The next step is to ensure you are working as a unified team. In a revolution, teams need a coordinated strategy for success. A unified team can slay the enemy, a siloed team gets spliced into small brigades that fall to the enemy. This occurs in media when TV, digital and programmatic teams are not playing off of the same playbook. Waste is created across screens when the buy is not simultaneously optimized and executed so that media companies can be tested to secure the best inventory – or as a buyer, you move on to your next choice in your waterfall of options. Handoffs are great in football, but not for the work that Amobee does. It wastes time, money and resources, and is clearly not revolutionary; it multiplies waste before anything positive can even happen.  

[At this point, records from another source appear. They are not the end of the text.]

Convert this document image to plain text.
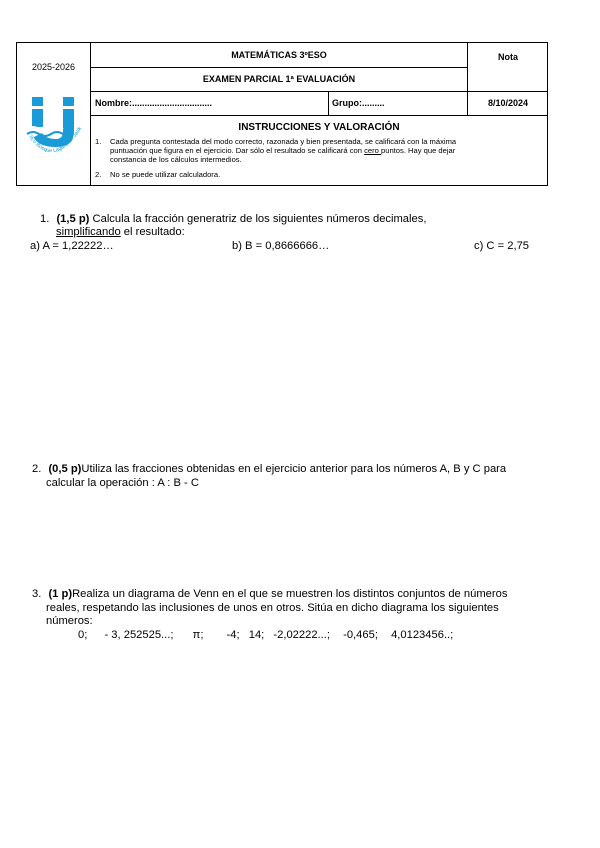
2025-2026
MATEMÁTICAS 3ºESO
EXAMEN PARCIAL 1ª EVALUACIÓN
Nota
Nombre:................................	Grupo:.........	8/10/2024
IES Bosque Laguna de Jask	INSTRUCCIONES Y VALORACIÓN
1. Cada pregunta contestada del modo correcto, razonada y bien presentada, se calificará con la máxima
puntuación que figura en el ejercicio. Dar sólo el resultado se calificará con cero puntos. Hay que dejar
constancia de los cálculos intermedios.
2. No se puede utilizar calculadora.
1. (1,5 p) Calcula la fracción generatriz de los siguientes números decimales,
simplificando el resultado:
a) A = 1,22222…	b) B = 0,8666666…	c) C = 2,75
2. (0,5 p)Utiliza las fracciones obtenidas en el ejercicio anterior para los números A, B y C para
calcular la operación : A : B - C
3. (1 p)Realiza un diagrama de Venn en el que se muestren los distintos conjuntos de números
reales, respetando las inclusiones de unos en otros. Sitúa en dicho diagrama los siguientes
números:
0; - 3, 252525...; π; -4; 14; -2,02222...; -0,465; 4,0123456..;
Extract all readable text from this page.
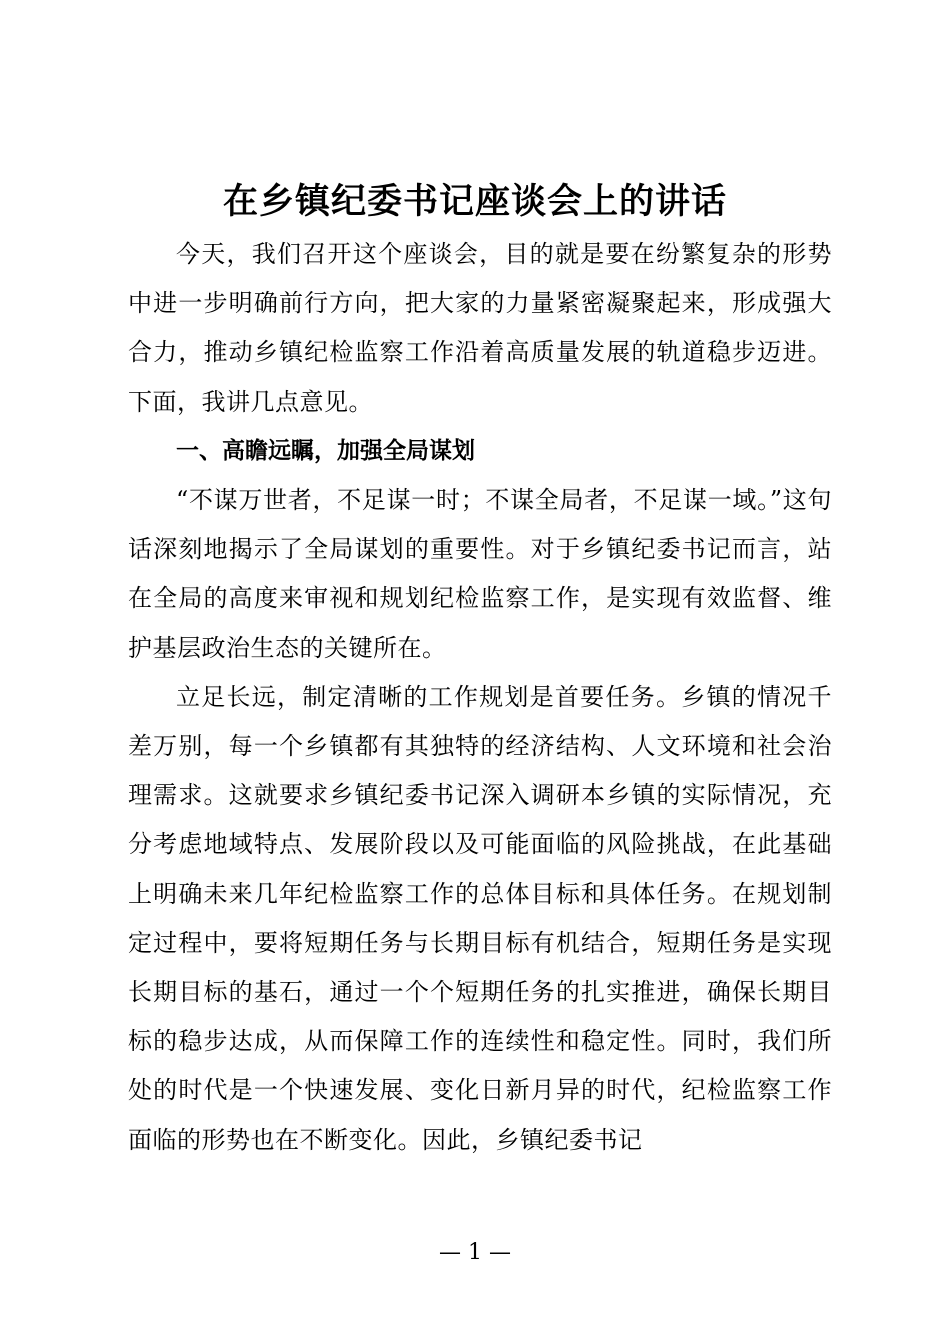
在乡镇纪委书记座谈会上的讲话

今天，我们召开这个座谈会，目的就是要在纷繁复杂的形势中进一步明确前行方向，把大家的力量紧密凝聚起来，形成强大合力，推动乡镇纪检监察工作沿着高质量发展的轨道稳步迈进。下面，我讲几点意见。

一、高瞻远瞩，加强全局谋划

“不谋万世者，不足谋一时；不谋全局者，不足谋一域。”这句话深刻地揭示了全局谋划的重要性。对于乡镇纪委书记而言，站在全局的高度来审视和规划纪检监察工作，是实现有效监督、维护基层政治生态的关键所在。

立足长远，制定清晰的工作规划是首要任务。乡镇的情况千差万别，每一个乡镇都有其独特的经济结构、人文环境和社会治理需求。这就要求乡镇纪委书记深入调研本乡镇的实际情况，充分考虑地域特点、发展阶段以及可能面临的风险挑战，在此基础上明确未来几年纪检监察工作的总体目标和具体任务。在规划制定过程中，要将短期任务与长期目标有机结合，短期任务是实现长期目标的基石，通过一个个短期任务的扎实推进，确保长期目标的稳步达成，从而保障工作的连续性和稳定性。同时，我们所处的时代是一个快速发展、变化日新月异的时代，纪检监察工作面临的形势也在不断变化。因此，乡镇纪委书记

— 1 —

In order for a revolution to create momentum — and to chip away at the amount of wasted resources — teams must be inclusive. We will not see the type of change we want unless planning, buying, and activation are done on a holistic basis using data and technology that operates across more than digital alone. When buyers use data-enabled targeting as a base for currency guarantees and optimizations, we start to see savings.

Next, as a revolutionary, you must think like the person you are trying to protect – the consumer. More now than ever, consumers move seamlessly between screens and content to optimize their personal viewing experience based on the best available screen at a moment in time. Marketers and agencies need to approach planning and buying with this same fluid mentality. 

If you are planning and buying in silos, you are playing with tools from the Revolutionary War era, not with tools built for the complexities of the 2020s. For true impact and change, you no longer can plan in silos or even plan sequentially, taking the results of one marketplace (linear TV, as an example) and using that to make better digital direct or programmatic decisions. 

Being linear-aware based on historical performance is the equivalent of being love-aware. It’s nice to know how past love affairs made you feel, but to love in the moment, you have to go all in with your head, heart, and spirit. Dance through the marketplace like the revolutionaries in 1968 during the Summer of Love.

Third, connect your data to technology with a powerful decisioning engine to forecast as opposed to “relying on the past.” The revolution I believe in forges technology AND data science, together, to optimize channels simultaneously, so each channel truly accounts for the others.

There is this myth that many teams defend that there is enough value in linear-aware planning, but that is not enough for the revolution we seek. Here’s the reality: linear-aware is NOT a revolution, nor is it good enough today. Linear-aware planning is only based on historical data and is not a good indication of future performance. You must plan based on forecasted delivery, not on historical delivery.

The media revolution must shift toward “optimized planning,” but that does not complete the journey. You need to tie your planning goals directly to your buying technology. And the only way to get there is to combine inventory supply AND buying modalities into one integrated technology platform to deliver a plan that maximizes reach against your strategic target. You must be able to make decisions that account for linear buys, direct digital buys AND programmatic buys simultaneously. This is the diet of a revolutionary.

So as you sit at your desk frustrated with the marketplace and solutions to overcome the chaos, think about how you can contribute to the Amobee revolution. We ALL play a role in eliminating waste, and together, we can look at how we all shape our clients’ futures.

Nothing would make me happier than to take the media industry forward to unify audiences across channels to optimize for better results, eliminating waste in the system and growing business for all.

Just as John Lennon said, “…you ask me for a contribution…we’re all doing what we can.”